The template above works. It also takes time — finding competitors, mapping their pages, cross-referencing against your site. GetContentGap runs this automatically: paste your URL and get a prioritised gap list with intent labels and suggested page titles in under a minute. Use the template to understand the process; use the tool to run it.

FAQ

What should a content gap analysis template include?

The essential columns are: missing topic, search intent, priority, why the gap exists, recommended page type, difficulty, and business value. Intent and priority are the most important — without them, you have a list, not a plan.

How do I use a content gap analysis template?

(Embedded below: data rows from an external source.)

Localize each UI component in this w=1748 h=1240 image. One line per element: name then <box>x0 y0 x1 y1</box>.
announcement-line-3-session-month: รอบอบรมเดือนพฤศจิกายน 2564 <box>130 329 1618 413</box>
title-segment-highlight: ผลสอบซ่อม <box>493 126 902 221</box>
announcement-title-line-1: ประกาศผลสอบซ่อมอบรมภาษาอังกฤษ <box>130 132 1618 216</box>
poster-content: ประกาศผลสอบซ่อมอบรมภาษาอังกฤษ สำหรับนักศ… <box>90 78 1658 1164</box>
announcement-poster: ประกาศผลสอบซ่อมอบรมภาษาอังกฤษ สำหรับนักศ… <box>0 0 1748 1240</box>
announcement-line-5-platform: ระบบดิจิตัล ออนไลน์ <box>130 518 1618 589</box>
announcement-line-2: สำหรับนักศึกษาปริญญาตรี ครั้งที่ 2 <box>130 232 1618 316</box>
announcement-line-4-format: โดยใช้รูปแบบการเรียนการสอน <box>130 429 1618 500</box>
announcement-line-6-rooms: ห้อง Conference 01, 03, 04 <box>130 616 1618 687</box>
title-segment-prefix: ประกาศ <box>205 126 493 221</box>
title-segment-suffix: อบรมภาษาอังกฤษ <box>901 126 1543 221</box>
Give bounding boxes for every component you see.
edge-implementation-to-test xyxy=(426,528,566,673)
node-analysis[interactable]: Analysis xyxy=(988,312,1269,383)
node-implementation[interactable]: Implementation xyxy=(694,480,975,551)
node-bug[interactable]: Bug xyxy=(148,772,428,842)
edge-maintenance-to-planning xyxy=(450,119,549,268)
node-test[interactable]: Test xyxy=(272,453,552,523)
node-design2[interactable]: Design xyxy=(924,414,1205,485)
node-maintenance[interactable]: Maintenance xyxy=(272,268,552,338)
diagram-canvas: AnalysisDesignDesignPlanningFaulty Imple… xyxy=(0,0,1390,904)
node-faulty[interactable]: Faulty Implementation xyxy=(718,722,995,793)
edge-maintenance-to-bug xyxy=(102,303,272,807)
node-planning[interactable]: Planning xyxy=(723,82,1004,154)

Pick 3–5 competitors, list the topics they cover that your site doesn't, fill in intent and priority, sort by priority, and take the top 10 rows as your next publishing queue. The full process takes about 15 minutes.

Is there a faster way than filling this manually?

Yes — paste your URL into GetContentGap. It benchmarks your content against your niche automatically and returns a prioritised gap list with intent labels and suggested page titles. The template helps you understand the process; the tool does it in under a minute.

How often should I run a content gap analysis?

For most small sites: once when setting your content strategy, then every 3–6 months as your site grows. More frequently than that is usually not worth the time unless you're publishing at high volume or a major competitor has significantly changed their content strategy.